As Mark Twain said: history doesn’t repeat itself, but it rhymes! … Even the Germans who are supposedly the models of fiscal responsibility have now seen their credit rating downgraded by Moody’s, so that national sovereignty is being abridged by these private organizations that have arrogated this power to themselves to evaluate the stability and strength of national economies. So we have this odd mix of globalized capital and national government power, national sovereignty, and nations often having to bend their knees to that globalized capital. This could very well provoke, and indeed already has provoked, a great deal of populist outrage, which could also end up being right-wing nationalist outrage… there is this ferment beneath the surface of anger, much of it economically based, much of it could be racially or ethnically motivated. Add that to the possibility of resource wars in the future, the possibility that countries like China and India are not going to want to restrict their own economic growth in the name of environmental responsibility, any more than than the U.S. has been willing to. You can see how the World War I analogy comes to people’s minds… as an instance of a general sense of imminent catastrophe and as a kind of unfolding apocalypse that comes from the inability of democratically elected leaders to come to terms and confront the powers they and their predecessors have unleashed… I think we’re looking at a crisis that was induced by specifically neo-liberal globalizing capital policies but has yet to reveal its true significance, and that of course is only going to play out over time.

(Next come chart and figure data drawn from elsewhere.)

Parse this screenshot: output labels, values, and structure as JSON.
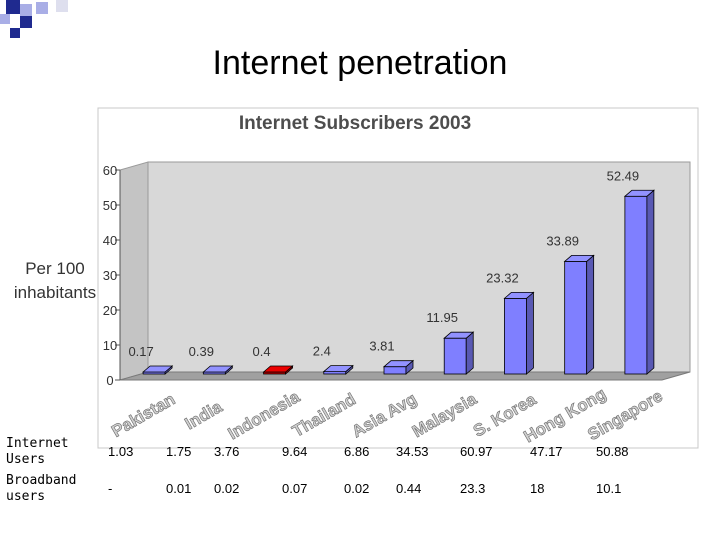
{
  "slide": {
    "title": "Internet penetration"
  },
  "chart_data": {
    "type": "bar",
    "title": "Internet Subscribers 2003",
    "xlabel": "",
    "ylabel": "Per 100 inhabitants",
    "ylim": [
      0,
      60
    ],
    "yticks": [
      0,
      10,
      20,
      30,
      40,
      50,
      60
    ],
    "categories": [
      "Pakistan",
      "India",
      "Indonesia",
      "Thailand",
      "Asia Avg",
      "Malaysia",
      "S. Korea",
      "Hong Kong",
      "Singapore"
    ],
    "values": [
      0.17,
      0.39,
      0.4,
      2.4,
      3.81,
      11.95,
      23.32,
      33.89,
      52.49
    ],
    "value_labels": [
      "0.17",
      "0.39",
      "0.4",
      "2.4",
      "3.81",
      "11.95",
      "23.32",
      "33.89",
      "52.49"
    ],
    "bar_color": "#7f7fff",
    "highlight_index": 2,
    "highlight_color": "#cc0000",
    "grid": false,
    "legend": "none"
  },
  "table": {
    "rows": [
      {
        "label": "Internet Users",
        "values": [
          "1.03",
          "1.75",
          "3.76",
          "9.64",
          "6.86",
          "34.53",
          "60.97",
          "47.17",
          "50.88"
        ]
      },
      {
        "label": "Broadband users",
        "values": [
          "-",
          "0.01",
          "0.02",
          "0.07",
          "0.02",
          "0.44",
          "23.3",
          "18",
          "10.1"
        ]
      }
    ]
  },
  "colors": {
    "deco_dark": "#1f2a8f",
    "deco_light": "#a9aee6",
    "wall": "#d8d8d8",
    "floor": "#a0a0a0"
  }
}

Rescuing “capitalism” from its heavenly post somewhere between timeless Natural Law and “God’s work” undertaken by Goldman Sachs is another piece of Jackson Lears’ professional agenda, for another conversation. As teacher, writer and editor of the Raritan Quarterly, Lears’ object is encouraging the vigorous young “History of Capitalism” subfield in his ancient discipline. It’s part of the project that Daniel Rogers at Princeton also noted — to put history back into historical studies after Francis Fukuyama’s infamous The End of History.